What happens when an eight year old kid watches the 1993 repeat run of Planet of the Daleks? He pretty much ends up here writing about the show that grabbed hold of him and never let go!

9 Responses to The Ultimate Time Lord?

  1. avatar Marcus says:

    “If the church is trying to make the summer event a little bit more inviting with the use of some Doctor Who related activities then so be it.”
    ..except that Russell T and the Moff are both aetheist (russel T overtly so) and would probably be horrified about this.

    • Why “horrified”? Are the children going to be murdered or sold into slavery? Is there any suggestion of mistreatment, or will these youngsters be learning about a nice bloke who was nice to other people and then got crucified?

      Surely they will also be learning a bit about the world and the people that live in it, and their beliefs?

      Not sure horrified is the right word. If it is then clearly The Grand Moff and RTD have too much time on their hands…

      As for RTD being an atheist, he’s certainly not afraid of using blatantly religious iconography in his work, particularly Doctor Who. No reason why a church shouldn’t get something back from this.

  2. avatar Peter lee says:

    Tricky topic this one. We have a similar Christian group in town, who are ALSO using Doctor Who as a front. Literally. Kids enter ‘the event’ via a chipboard tardis, to meet their maker. This occurs on a public beach, with the Christian agenda being suspiciously played down.

    My kids joined in, thinking it was a Doctor Who event. I was horrified. I still am, even with NO time on my hands.

    • Interesting.

      If we’re talking about a misleading event such as this, then that’s pretty shocking.

      The problem with organized Christianity (as with any organized religion) is that it ends up being twisted to the whims of those in charge. Blatantly tricking kids into church like this doesn’t sound like any sort of fun.

  3. avatar Luke says:

    While I don’t think this is a huge issue (copyright aside??), even during my regrettable period as a Christian I used to feel slightly uneasy that churches put on these ‘holiday clubs’ simply to proselytise.

  4. avatar Simon says:

    That’s all very well and good, unfortunately LEADING representatives (not parishioners) of religions have other ideas… the sad truth is reliogions have never really been about choice in most countries, but more expected of children.

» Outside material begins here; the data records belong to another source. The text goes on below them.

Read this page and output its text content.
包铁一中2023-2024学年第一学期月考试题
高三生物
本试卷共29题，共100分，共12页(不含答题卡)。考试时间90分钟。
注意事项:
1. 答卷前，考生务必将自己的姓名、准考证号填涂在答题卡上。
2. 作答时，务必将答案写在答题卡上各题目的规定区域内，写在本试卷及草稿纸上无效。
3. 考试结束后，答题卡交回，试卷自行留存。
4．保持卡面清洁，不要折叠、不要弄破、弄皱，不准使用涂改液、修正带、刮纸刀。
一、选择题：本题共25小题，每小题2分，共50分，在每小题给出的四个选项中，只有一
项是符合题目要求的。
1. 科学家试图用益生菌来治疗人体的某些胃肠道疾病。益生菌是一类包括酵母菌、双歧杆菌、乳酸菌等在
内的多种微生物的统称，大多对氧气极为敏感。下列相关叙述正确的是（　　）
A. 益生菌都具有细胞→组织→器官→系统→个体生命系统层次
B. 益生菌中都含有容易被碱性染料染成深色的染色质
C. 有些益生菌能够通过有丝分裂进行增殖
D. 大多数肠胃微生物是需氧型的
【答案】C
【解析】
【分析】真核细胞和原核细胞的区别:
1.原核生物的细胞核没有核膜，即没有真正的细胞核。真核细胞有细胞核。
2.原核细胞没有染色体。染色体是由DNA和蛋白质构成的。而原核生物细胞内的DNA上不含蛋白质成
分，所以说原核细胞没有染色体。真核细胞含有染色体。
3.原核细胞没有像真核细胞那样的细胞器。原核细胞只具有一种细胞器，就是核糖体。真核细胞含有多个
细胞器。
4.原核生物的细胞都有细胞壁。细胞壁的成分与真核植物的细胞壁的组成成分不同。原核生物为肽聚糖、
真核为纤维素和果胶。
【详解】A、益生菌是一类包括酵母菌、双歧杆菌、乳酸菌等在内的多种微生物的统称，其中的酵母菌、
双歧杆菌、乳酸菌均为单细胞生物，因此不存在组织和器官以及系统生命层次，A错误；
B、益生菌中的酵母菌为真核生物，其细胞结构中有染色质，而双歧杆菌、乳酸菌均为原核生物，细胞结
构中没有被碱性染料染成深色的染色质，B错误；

Even I was raised as a Protestant with Celtic roots, though for a long time I’ve abandoned religion in favour of a Foundationalist philosophy.

    New religions that have lasted for generations are adaptations of those that have been around for centuries and these so-called “temporal powers” have no intention of allowing religions from a Pop Culture phenomenon sideline their almost zealous followings.

  5. avatar Peter says:

    I would be uncomfortable with my kids being enticed in to this. There are many wonderful Christians around but I do find many Christian beliefs as weird as I would those of other less established religious groups. Kids are used to product advertising but I think they would find it confusing to follow the Who brand and be confronted with something they were less equipped to deal with.

  6. avatar Bob James says:

    Whatever anyones personal beliefs, I still find it sad that anyone still feels the need to “sell” Jesus Christ to anyone, especially children. That is not how anyone comes to faith, or disbelief………

    • avatar ChrisL says:

      Unfortunately Bob, this is ‘precisely’ how most people come to follow a particular religion.
      Indoctrination of children into a specific belief system (whether deliberate or not) is an unavoidable consequence of religious belief. I doubt many Christian parents would take their children to a Mosque, no matter how many images of a Tardis were displayed outside.

      This is just blatant opportunism by the church in question and, whilst I may admire their ingenuity, I cannot condone this merging of two separate myths – one exciting and enjoyable, the other scary and disturbing.